While human rights have usually been considered in local contexts — violations of a person’s rights by fellow citizens or one’s own government — the Inuit petition to the Inter-American Commission makes connections in a global context, arguing that the actions of one nation can violate the rights of people beyond its own borders. Goldberg and Wagner feel the case has the potential to transform the entire politics of global warming.
The petition is unique, says Wagner, “in that it’s making this connection between climate change and human rights. It’s unique because it’s raising an environmental claim against the United States. It’s asking the commission to recognize the international obligation of the United States for its failure to take action to protect the environment, and to recognize the implications of U.S. inaction for people both [inside and outside] the United States.”
That request isn’t sitting well with some. According to Goldberg, representatives from groups known for disputing global-warming science — including the Washington, D.C.-based, right-wing think tank the Competitive Enterprise Institute — showed up at the ICC presentation in Buenos Aires last year, asking pointed and misleading questions. “[They] were not just questioning, but were being very argumentative,” he says. The ICC also found some of its posters and fliers around the conference grounds ripped down, or slashed through with red arrows pointing at a flier denouncing the Arctic Climate Impact Assessment as “junk science.”
“I have to say, I detected a note of desperation,” says Goldberg. “These negotiations have always maintained a level of seriousness that I thought was really violated by these kinds of activities.” (A related article by CEI senior fellow Christopher Horner gives a hint of the organization’s feelings about both the case and the larger climate concerns: “Warming that would apparently not have occurred but for the United States is the turbulence supposedly imposed on this idyllic stability,” Horner writes.)
This summer, Wagner, Goldberg, and the ICC will continue gathering facts to support their case, including videotaped testimony by Inuit elders. In the meantime, Watt-Cloutier’s stature as a global activist is growing: in April, she accepted a U.N. Champions of the Earth award and helped stage a massive, Hollywood-infused “Global Warning” photo shoot on the ice in Nunavut, Canada’s Inuit territory; in June, she generated headlines from Norway when she accepted the international Sophie Prize, given annually to a recipient “working toward a sustainable future.”
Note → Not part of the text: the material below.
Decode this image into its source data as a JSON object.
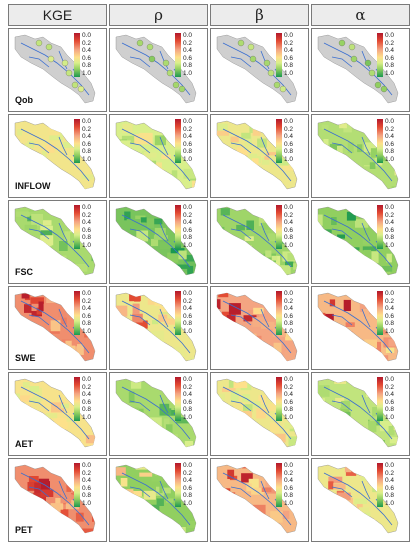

She has also met with two consuls at the U.S. Consulate General in Quebec City in recent years, and testified at a hearing on climate-change policy organized by Sen. John McCain (R-Ariz.) last September. “I am very open to talking to anyone in the State Department, or anybody else, who would like to sit down and dialogue about these issues,” she says. “I am still hoping that the United States will be able to start to change their views about how they do this.” The U.S. has not yet offered an official response to the announcement of the pending petition.
Watt-Cloutier is careful to stress that there’s no history of antagonism between the Inuit and the United States; in fact, her grandmother often told her how citizens of the southern nation saved many Inuit from starvation during the Second World War, when the U.S. military used the Arctic as a base for some operations.
“I am trying to bring back that sense of connectivity, and understanding, and responsibility,” Watt-Cloutier says. The human-rights appeal, she says, “is defending a way of life for ourselves. But it becomes the Inuit path in the human journey.”